Wimbledon is just around the corner. This summer the eyes of the world will be upon us once again as the world’s finest tennis players meet at the iconic venue to battle it out while we sip champagne and enjoy fresh strawberries with lashings of cream. Wimbledon is a British institution, and to celebrate the world-famous tournament we’ll be offering a special promotion from the 1st to the 14th of July.
We’ll be giving away a free tennis ball with all orders. That’s right! Absolutely all of them. What better way to enjoy the spirit of Wimbledon with your furry friend? While we don’t expect you to teach your dog to play tennis (they don’t have thumbs which can make holding a racket tricky), they can still get into the spirit of things by playing the next best thing… A nice game of fetch!
Playing fetch is the quintessential activity for happy pet parents (and even happier pets). It’s a fun game for both and involves pet and parent working together in perfect harmony. It not only helps to keep your dog active, but it can also bring the two of you closer together. That said, it can be perplexing to owners when they throw their tennis ball with an exultant cry of “Fetch!”... Only for their cuddly canine to stare back at them blankly as though they’ve just been asked the reciprocal of pi.
If the game of fetch eludes your beloved pet, we’ve compiled this fun tutorial to help you and them get into the Wimbledon spirit together.
Game, set and app!
If your best efforts to teach your pet fetch (or sit, or roll over or any other tricks) are met with frustration time after time, tech-loving pet parents may benefit from a dog training app. While the app won’t do all the work for you, it can provide guidance and support while allowing you to track the progress you and your dog make together. Some good ones include Dogo and Puppr. Okay, so they’re also the ones with the most adorable names. We don’t make the rules!
Whether you choose to use apps to help you to teach your dog this fun game or not, here are some steps to ensure that you’re both fully trained and ready to go by the time Wimbledon rolls around...
Introducing the fetch toy
You can start the game of fetch with your new tennis ball or any other aerodynamic toy of your choice. However, we’d advise against playing fetch with a stick. While it may be a time honoured tradition it can also lead to nasty injuries from tongue splinters to punctured eyes. Once you’ve decided on a good toy, you need to help your dog to build a relationship with it so that they can get excited about the game. If your dog hasn’t taken to fetch before it may be because they have no investment what was thrown or know that it was thrown for them.
Place your chosen toy close to you.

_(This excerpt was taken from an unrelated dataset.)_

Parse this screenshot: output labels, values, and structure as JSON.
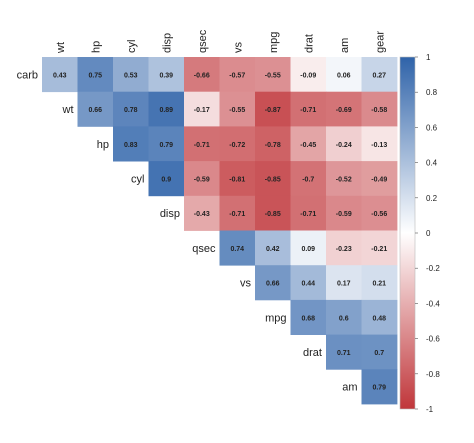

As your dog gets closer to it, click on your clicker (or your in-app clicker) and give them a healthy dose of praise and a treat. If they touch their nose to the toy, repeat the process. This will help your dog to build positive associations with the fetch toy and will make the game more fun in the long run.
Get the toy moving
Now your dog associates the fetch toy with fuss and goodies. Great! The next step is moving it around so that you that the dog has to go out of their way to get it. Don’t throw it just yet. Just establish it as a moving object. Hold it at arm’s length and move it in different directions. Every time that cold wet nose touches the toy, reward your dog with some love and a treat.
Repeat this process until the dog has learned to follow the fetch toy.

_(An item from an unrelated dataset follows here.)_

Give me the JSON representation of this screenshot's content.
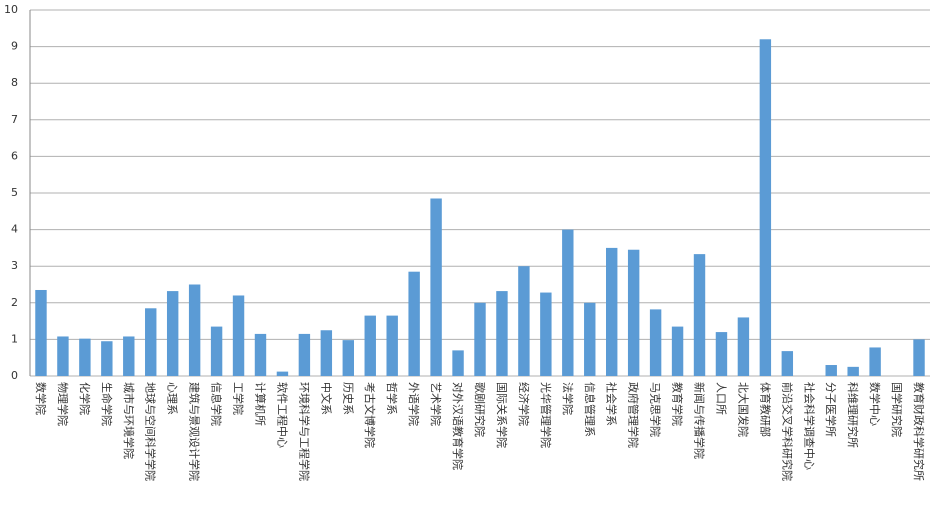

Teaching grabbing behaviours
Now it’s time to start conditioning your dog to grab the fetch toy in their mouth. Place it on the ground at about arm's length but within reach. If your dog touches the toy with its nose as before, don’t reward it with a treat just yet. Give it some time to get curious about the toy. When it starts to nibble, bite or lick the toy, reward the behaviour in the usual way.
When they get around to picking the fetch toy in their mouths this is your cue to shower your beloved pet with treats and attention. Your dog now has the skills they need to start playing fetch!
Now your dog knows that picking up the fetch toy with their mouths leads to all-round merriment, we need to get them used to the mechanics of the game in a safe and stress-free environment. Starting out in the home is a good idea so long as you start small (the last thing you want is the fetch toy to start wreaking havoc around your house).
Start out by tossing the fetch toy just a couple of feet away. When they pick it up, click your clicker, treat and praise them. Repeat this until they have it down to an art, then combine this with the “come” command to get them to come to you with the fetch toy. When they bring it to you, take it from them, click, treat and fuss.
Take some time to throw the fetch toy farther and farther away (without destroying any picture frames or vases) until both of you are confident that you’ve mastered how the game works.
Taking the game outside
Believe it or not, this can be more complicated than you might expect. Don’t forget that your dog has been practicing in a familiar space where their scent is everywhere. Next, you’ll be taking the game into an environment where the distraction of new sights, sounds, and smells are plentiful.
If possible, start out in your back garden or another enclosed space. Or at the very least a walled off area like a local park. Practice your game in an off-peak time where there will be fewer people and (crucially) fewer other dogs.
Make sure you bring plenty of yummy treats with you to keep up the positive reinforcement and start off small, throwing the toy just a few feet away before going for increasingly robust and ambitious throws.
By the time Wimbledon comes around, the two of you will be volleying your new tennis ball back and forth like champs!